Vimentin has also been identified as an important part of the PRRSV receptor complex [19, 41, 42]. Notably, it has been reported that vimentin indirectly interacts with nonstructural protein 2 (NSP2) of PRRSV in the presence of N protein [20] and experiments using vimentin bound to PRRSV N protein and anti-vimentin antibodies showed that PRRSV activity could be blocked [19]. Additionally, the interaction between the N protein, NSP9, and cellular DHX9 was found to regulate viral RNA synthesis [43] and NSP2 has been shown to form a complex with vimentin using the N protein as an intermediate [20]. A limitation of our study is that interactions between ANXA2-vimentin and GP4, and various NSP proteins, could not be examined due to the lack of available mAbs.
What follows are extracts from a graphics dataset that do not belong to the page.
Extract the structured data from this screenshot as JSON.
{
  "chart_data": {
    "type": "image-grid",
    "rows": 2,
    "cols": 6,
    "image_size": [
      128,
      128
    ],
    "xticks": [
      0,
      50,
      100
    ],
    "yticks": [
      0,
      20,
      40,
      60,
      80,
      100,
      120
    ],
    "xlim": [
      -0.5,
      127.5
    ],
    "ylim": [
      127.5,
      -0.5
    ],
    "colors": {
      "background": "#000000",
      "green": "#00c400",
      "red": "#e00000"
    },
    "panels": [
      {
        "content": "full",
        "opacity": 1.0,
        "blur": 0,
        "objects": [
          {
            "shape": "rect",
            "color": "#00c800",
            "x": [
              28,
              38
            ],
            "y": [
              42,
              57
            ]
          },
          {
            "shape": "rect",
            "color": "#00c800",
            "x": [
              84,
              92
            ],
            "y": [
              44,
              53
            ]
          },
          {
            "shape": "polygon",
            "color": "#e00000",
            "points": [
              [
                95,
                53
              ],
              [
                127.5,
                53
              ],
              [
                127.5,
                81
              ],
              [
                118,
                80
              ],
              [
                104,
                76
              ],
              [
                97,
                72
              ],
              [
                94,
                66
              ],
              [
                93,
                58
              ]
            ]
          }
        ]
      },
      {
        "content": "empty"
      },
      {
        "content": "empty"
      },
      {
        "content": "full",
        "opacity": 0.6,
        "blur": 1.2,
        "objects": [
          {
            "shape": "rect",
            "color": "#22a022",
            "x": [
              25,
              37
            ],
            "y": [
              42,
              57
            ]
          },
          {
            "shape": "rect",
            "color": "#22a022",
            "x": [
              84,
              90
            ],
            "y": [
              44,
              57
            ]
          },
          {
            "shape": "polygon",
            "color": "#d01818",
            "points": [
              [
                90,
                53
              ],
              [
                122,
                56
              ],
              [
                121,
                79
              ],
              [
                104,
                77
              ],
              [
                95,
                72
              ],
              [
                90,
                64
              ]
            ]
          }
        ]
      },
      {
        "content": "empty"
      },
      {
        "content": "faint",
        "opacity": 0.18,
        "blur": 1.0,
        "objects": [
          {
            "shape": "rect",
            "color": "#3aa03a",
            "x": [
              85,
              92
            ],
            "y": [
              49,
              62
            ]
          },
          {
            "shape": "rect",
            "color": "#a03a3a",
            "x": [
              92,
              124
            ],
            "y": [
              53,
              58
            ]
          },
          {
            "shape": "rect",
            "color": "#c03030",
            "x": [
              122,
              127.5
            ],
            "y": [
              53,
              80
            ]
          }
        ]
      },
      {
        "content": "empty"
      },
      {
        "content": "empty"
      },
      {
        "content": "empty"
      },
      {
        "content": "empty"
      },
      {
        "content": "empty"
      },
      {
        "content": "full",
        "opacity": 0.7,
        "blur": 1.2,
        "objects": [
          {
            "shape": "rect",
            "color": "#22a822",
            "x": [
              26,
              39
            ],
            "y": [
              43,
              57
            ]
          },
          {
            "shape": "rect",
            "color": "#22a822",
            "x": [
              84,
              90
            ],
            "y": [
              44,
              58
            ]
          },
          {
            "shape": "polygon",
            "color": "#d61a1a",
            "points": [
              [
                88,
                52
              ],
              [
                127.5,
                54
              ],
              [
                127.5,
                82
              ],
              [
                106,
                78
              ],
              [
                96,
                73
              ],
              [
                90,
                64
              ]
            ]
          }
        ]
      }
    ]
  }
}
Further investigation is therefore required to establish if there is binding between ANXA2, vimentin, and either GP4 or NSPs, in addition to binding to the N protein.

In conclusion, our data show for the first time that ANXA2 is an essential molecule for the binding of vimentin and that the ANXA2 B domain of contributes to this interaction. Furthermore, the ANXA2-vimentin complex has the ability to bind the PRRSV N protein. Our work provides important information concerning the regulation of PRRSV replication and may lead to better control efforts to manage this economically important disease.